EMS can’t control the health care finance system, but providers should remain vigilant against fraud in their own business

In a previous column, I talked about a release of Medicare reimbursement information that raised eyebrows about how ambulance services are compensated in our health care system.

In another column, I also pointed out how gaming the system is alarmingly easy. A recent story alleging 37 New Jersey ambulance companies collected more than $46.5 million for non-emergency rides is a good example of how this is happening.

In some ways it’s emblematic of how our overall healthcare finance system runs. It’s a massive, extremely complex machine that is virtually impossible to understand and control.

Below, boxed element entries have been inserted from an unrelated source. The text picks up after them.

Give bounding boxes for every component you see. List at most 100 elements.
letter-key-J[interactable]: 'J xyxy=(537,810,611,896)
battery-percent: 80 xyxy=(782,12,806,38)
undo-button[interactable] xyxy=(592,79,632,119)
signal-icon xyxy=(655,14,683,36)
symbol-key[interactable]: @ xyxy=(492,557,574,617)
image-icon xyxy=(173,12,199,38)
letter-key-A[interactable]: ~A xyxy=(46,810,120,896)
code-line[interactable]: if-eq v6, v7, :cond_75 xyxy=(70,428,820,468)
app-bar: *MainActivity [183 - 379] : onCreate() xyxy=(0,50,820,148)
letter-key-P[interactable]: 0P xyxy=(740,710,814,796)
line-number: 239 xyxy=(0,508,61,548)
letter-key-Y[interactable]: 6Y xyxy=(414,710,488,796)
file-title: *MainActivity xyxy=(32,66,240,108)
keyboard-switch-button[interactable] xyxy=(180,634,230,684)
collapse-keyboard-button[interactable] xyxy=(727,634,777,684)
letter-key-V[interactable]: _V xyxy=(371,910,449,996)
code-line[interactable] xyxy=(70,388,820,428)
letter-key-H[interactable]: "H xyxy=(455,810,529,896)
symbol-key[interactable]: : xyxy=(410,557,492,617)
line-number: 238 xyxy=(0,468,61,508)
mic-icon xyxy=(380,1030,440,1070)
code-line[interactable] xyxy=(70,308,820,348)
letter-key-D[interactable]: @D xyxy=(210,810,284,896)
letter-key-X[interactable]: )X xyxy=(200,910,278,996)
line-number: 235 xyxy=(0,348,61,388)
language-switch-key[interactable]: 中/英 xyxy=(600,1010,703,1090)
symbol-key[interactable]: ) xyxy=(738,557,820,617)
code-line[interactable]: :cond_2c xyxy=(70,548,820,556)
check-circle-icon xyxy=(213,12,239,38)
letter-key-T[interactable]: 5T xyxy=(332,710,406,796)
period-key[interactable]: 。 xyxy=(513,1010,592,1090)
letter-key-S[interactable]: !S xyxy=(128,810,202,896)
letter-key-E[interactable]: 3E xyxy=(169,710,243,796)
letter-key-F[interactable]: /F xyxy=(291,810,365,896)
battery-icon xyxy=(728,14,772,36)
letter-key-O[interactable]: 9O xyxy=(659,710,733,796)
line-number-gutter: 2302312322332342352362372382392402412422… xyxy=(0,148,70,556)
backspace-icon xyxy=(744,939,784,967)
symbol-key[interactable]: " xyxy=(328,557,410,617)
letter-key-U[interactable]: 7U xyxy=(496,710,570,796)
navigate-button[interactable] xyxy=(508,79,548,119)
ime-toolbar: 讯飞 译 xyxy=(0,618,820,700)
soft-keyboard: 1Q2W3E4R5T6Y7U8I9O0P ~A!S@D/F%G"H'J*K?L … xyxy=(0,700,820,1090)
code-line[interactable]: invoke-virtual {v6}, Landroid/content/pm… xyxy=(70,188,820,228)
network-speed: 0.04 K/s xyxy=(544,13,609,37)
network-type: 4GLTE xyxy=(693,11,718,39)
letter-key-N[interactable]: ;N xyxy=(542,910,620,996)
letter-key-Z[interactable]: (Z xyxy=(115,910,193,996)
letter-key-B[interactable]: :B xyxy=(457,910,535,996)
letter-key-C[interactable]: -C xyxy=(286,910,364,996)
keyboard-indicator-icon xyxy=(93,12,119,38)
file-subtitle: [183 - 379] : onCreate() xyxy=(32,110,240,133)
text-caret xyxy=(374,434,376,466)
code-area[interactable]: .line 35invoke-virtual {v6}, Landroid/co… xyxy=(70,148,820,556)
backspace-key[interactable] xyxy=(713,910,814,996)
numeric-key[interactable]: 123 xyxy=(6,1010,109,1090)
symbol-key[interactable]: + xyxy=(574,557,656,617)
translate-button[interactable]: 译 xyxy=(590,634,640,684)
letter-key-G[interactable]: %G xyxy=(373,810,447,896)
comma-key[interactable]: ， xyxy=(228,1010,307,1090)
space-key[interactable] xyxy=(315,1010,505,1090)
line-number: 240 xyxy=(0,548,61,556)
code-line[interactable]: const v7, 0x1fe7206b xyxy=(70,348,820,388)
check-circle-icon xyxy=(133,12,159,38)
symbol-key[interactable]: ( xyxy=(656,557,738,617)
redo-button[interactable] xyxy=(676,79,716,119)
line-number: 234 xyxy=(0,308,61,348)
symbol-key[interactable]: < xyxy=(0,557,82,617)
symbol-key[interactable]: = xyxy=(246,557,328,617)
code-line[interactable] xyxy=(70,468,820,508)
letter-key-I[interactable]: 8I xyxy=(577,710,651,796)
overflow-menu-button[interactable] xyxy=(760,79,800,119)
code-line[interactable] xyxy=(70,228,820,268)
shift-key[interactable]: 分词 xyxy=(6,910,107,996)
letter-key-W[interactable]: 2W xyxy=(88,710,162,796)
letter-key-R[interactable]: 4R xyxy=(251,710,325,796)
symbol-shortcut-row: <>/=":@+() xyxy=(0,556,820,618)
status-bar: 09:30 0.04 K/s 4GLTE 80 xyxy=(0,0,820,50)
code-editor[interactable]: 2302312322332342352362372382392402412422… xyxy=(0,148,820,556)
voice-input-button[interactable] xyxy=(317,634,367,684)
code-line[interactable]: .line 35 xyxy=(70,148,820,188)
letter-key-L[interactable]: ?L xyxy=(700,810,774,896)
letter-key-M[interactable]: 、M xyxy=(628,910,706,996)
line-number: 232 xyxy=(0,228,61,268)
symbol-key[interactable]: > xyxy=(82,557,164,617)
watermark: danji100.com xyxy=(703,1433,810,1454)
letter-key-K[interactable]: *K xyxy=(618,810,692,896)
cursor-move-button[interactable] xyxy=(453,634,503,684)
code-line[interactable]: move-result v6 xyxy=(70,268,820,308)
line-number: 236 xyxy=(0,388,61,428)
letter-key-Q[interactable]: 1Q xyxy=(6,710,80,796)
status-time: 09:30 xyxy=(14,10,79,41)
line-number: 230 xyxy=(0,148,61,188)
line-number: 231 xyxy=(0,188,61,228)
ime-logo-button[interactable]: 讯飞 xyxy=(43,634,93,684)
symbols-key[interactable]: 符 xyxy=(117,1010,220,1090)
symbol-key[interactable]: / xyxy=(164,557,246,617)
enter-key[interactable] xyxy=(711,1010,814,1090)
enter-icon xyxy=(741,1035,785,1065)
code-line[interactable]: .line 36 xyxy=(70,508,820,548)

Regulators put checks and balances into place to try to maintain fair and appropriate disbursement, but scammers of the system find a way to circumvent the rules or take advantage of them. These activities are always unethical, but not always unlawful. What results is a wasteful system that ironically fails to pay fully for legitimate services, and that nobody trusts.

As an EMS provider, why should you care?

Well, if you are a taxpayer, shenanigans like this affect your wallet. They also reduce the money that could have gone to your services, and gives EMS a bad reputation. Since the general public doesn’t differentiate between providers, we all get painted with the broad brush of criticism.

For those reasons, we need to remain vigilant against fraud within our own business.